Fragmentation dooms liberals and revolution youth to electoral failure, say experts

Fragmentation, alienation from voters, propaganda, and a lack of electoral experience are behind the underwhelming performance of liberals and young revolutionaries in the parliamentary elections so far, according to political experts.

Hossam al-Kholi, head of the Wafd Party's electoral committee, said the failure of the revolutionary youth in the first phase of the elections was due the short period before the elections and the large number of youth-led groups.

Better results would have been achieved had they joined forces and focused their efforts, he said, while million man demonstrations alienated voters who linked them deteriorating economic conditions.

The Wafd Party, meanwhile, failed to explain to the public why it had joined then left the Democratic Coalition, while liberals in general attacked each other in attempting to win votes, Hossam added.

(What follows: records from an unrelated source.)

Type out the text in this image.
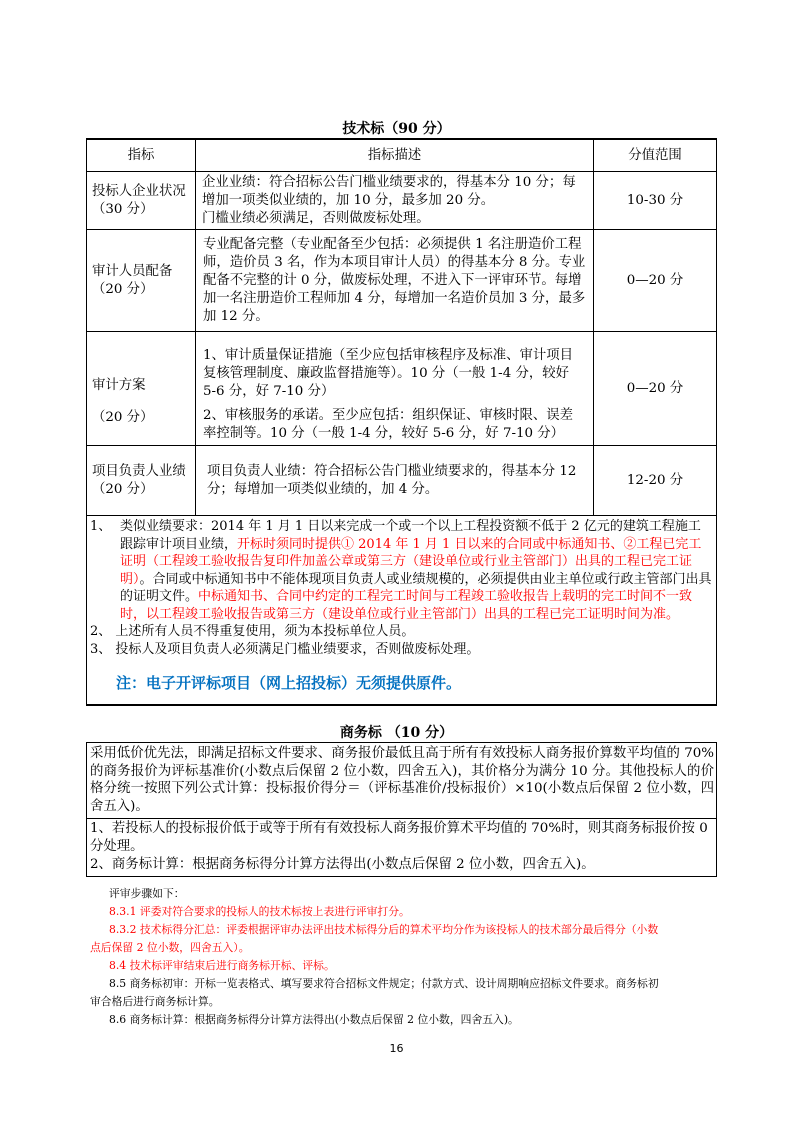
技术标（90 分）
指标	指标描述	分值范围
投标人企业状况
（30 分）
企业业绩：符合招标公告门槛业绩要求的，得基本分 10 分；每
增加一项类似业绩的，加 10 分，最多加 20 分。
门槛业绩必须满足，否则做废标处理。
10-30 分
审计人员配备
（20 分）
专业配备完整（专业配备至少包括：必须提供 1 名注册造价工程
师，造价员 3 名，作为本项目审计人员）的得基本分 8 分。专业
配备不完整的计 0 分，做废标处理，不进入下一评审环节。每增
加一名注册造价工程师加 4 分，每增加一名造价员加 3 分，最多
加 12 分。
0—20 分
审计方案
（20 分）
1、审计质量保证措施（至少应包括审核程序及标准、审计项目
复核管理制度、廉政监督措施等）。10 分（一般 1-4 分，较好
5-6 分，好 7-10 分）
2、审核服务的承诺。至少应包括：组织保证、审核时限、误差
率控制等。10 分（一般 1-4 分，较好 5-6 分，好 7-10 分）
0—20 分
项目负责人业绩
（20 分）
项目负责人业绩：符合招标公告门槛业绩要求的，得基本分 12
分；每增加一项类似业绩的，加 4 分。
12-20 分
1、 类似业绩要求：2014 年 1 月 1 日以来完成一个或一个以上工程投资额不低于 2 亿元的建筑工程施工跟踪审计项目业绩，开标时须同时提供① 2014 年 1 月 1 日以来的合同或中标通知书、②工程已完工证明（工程竣工验收报告复印件加盖公章或第三方（建设单位或行业主管部门）出具的工程已完工证明）。合同或中标通知书中不能体现项目负责人或业绩规模的，必须提供由业主单位或行政主管部门出具的证明文件。中标通知书、合同中约定的工程完工时间与工程竣工验收报告上载明的完工时间不一致时，以工程竣工验收报告或第三方（建设单位或行业主管部门）出具的工程已完工证明时间为准。
2、 上述所有人员不得重复使用，须为本投标单位人员。
3、 投标人及项目负责人必须满足门槛业绩要求，否则做废标处理。
注：电子开评标项目（网上招投标）无须提供原件。
商务标 （10 分）
采用低价优先法，即满足招标文件要求、商务报价最低且高于所有有效投标人商务报价算数平均值的 70%的商务报价为评标基准价(小数点后保留 2 位小数，四舍五入)，其价格分为满分 10 分。其他投标人的价格分统一按照下列公式计算：投标报价得分＝（评标基准价/投标报价）×10(小数点后保留 2 位小数，四舍五入)。

1、若投标人的投标报价低于或等于所有有效投标人商务报价算术平均值的 70%时，则其商务标报价按 0 分处理。

2、商务标计算：根据商务标得分计算方法得出(小数点后保留 2 位小数，四舍五入)。

评审步骤如下：
8.3.1 评委对符合要求的投标人的技术标按上表进行评审打分。
8.3.2 技术标得分汇总：评委根据评审办法评出技术标得分后的算术平均分作为该投标人的技术部分最后得分（小数
点后保留 2 位小数，四舍五入）。
8.4 技术标评审结束后进行商务标开标、评标。
8.5 商务标初审：开标一览表格式、填写要求符合招标文件规定；付款方式、设计周期响应招标文件要求。商务标初
审合格后进行商务标计算。
8.6 商务标计算：根据商务标得分计算方法得出(小数点后保留 2 位小数，四舍五入)。
16
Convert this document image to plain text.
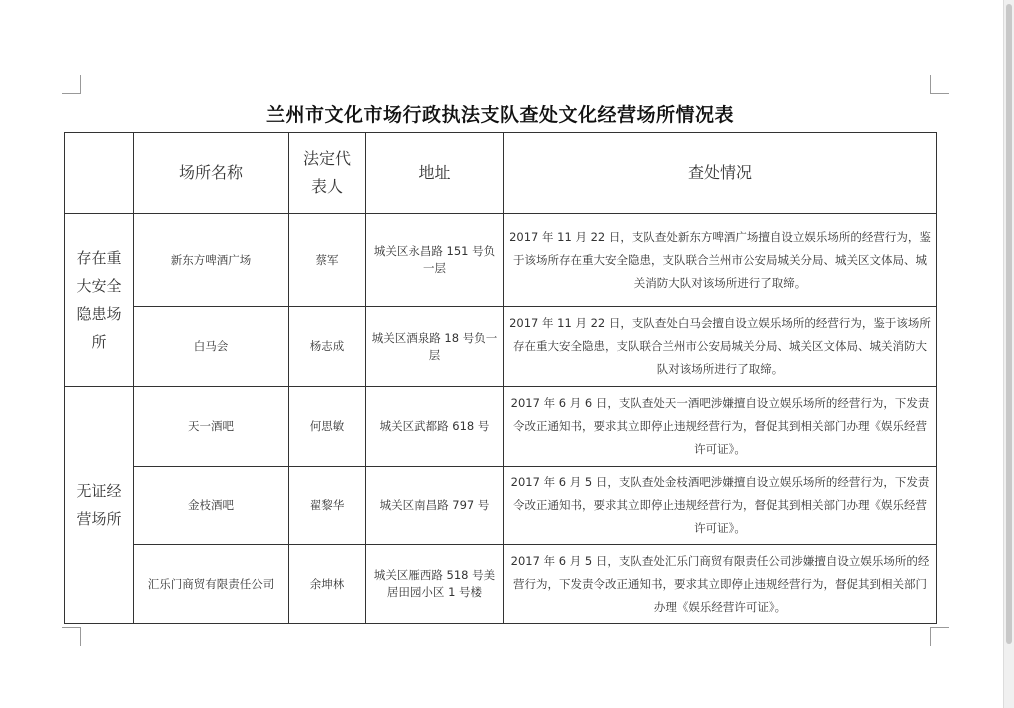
兰州市文化市场行政执法支队查处文化经营场所情况表
	场所名称	法定代表人	地址	查处情况
存在重大安全隐患场所	新东方啤酒广场	蔡军	城关区永昌路 151 号负一层	2017 年 11 月 22 日，支队查处新东方啤酒广场擅自设立娱乐场所的经营行为，鉴于该场所存在重大安全隐患，支队联合兰州市公安局城关分局、城关区文体局、城关消防大队对该场所进行了取缔。
	白马会	杨志成	城关区酒泉路 18 号负一层	2017 年 11 月 22 日，支队查处白马会擅自设立娱乐场所的经营行为，鉴于该场所存在重大安全隐患，支队联合兰州市公安局城关分局、城关区文体局、城关消防大队对该场所进行了取缔。
无证经营场所	天一酒吧	何思敏	城关区武都路 618 号	2017 年 6 月 6 日，支队查处天一酒吧涉嫌擅自设立娱乐场所的经营行为，下发责令改正通知书，要求其立即停止违规经营行为，督促其到相关部门办理《娱乐经营许可证》。
	金枝酒吧	翟黎华	城关区南昌路 797 号	2017 年 6 月 5 日，支队查处金枝酒吧涉嫌擅自设立娱乐场所的经营行为，下发责令改正通知书，要求其立即停止违规经营行为，督促其到相关部门办理《娱乐经营许可证》。
	汇乐门商贸有限责任公司	余坤林	城关区雁西路 518 号美居田园小区 1 号楼	2017 年 6 月 5 日，支队查处汇乐门商贸有限责任公司涉嫌擅自设立娱乐场所的经营行为，下发责令改正通知书，要求其立即停止违规经营行为，督促其到相关部门办理《娱乐经营许可证》。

“The liberal parties calculated badly," he said.

Political expert Ammar Ali Hassan said the revolutionary youth have no financial or electoral capabilities, nor a network that could yield votes, while their image has been methodically distorted by the ruling Supreme Council of the Armed Forces and security bodies as part of a campaign to dissipate the energy of the revolution.

The liberals have been marginalized by the ousted regime, which did not want to share power, he added.

Abdel Ghaffar Shokr, head of the Popular Coalition Party, which is a member of the Revolution Continues Coalition, said the failure of the liberals so far is due to their parties' ambiguous stances and lack of credibility, particularly the Wafd Party, which is seen as loyal to the ousted regime.

Parties such as the Free Egyptians Party and the Adl Party lack electoral experience, and this resulted in the sweeping success of the Islamists, who are organized and have decades-long experience in the electoral process, Shokr added.

The spokesperson for the Adl Party, Ahmed Shukri, said Islamic groups made gains through the use of mosques and the religious sentiment of voters, while liberal groups depended on their electoral platforms and visions for the future civil state.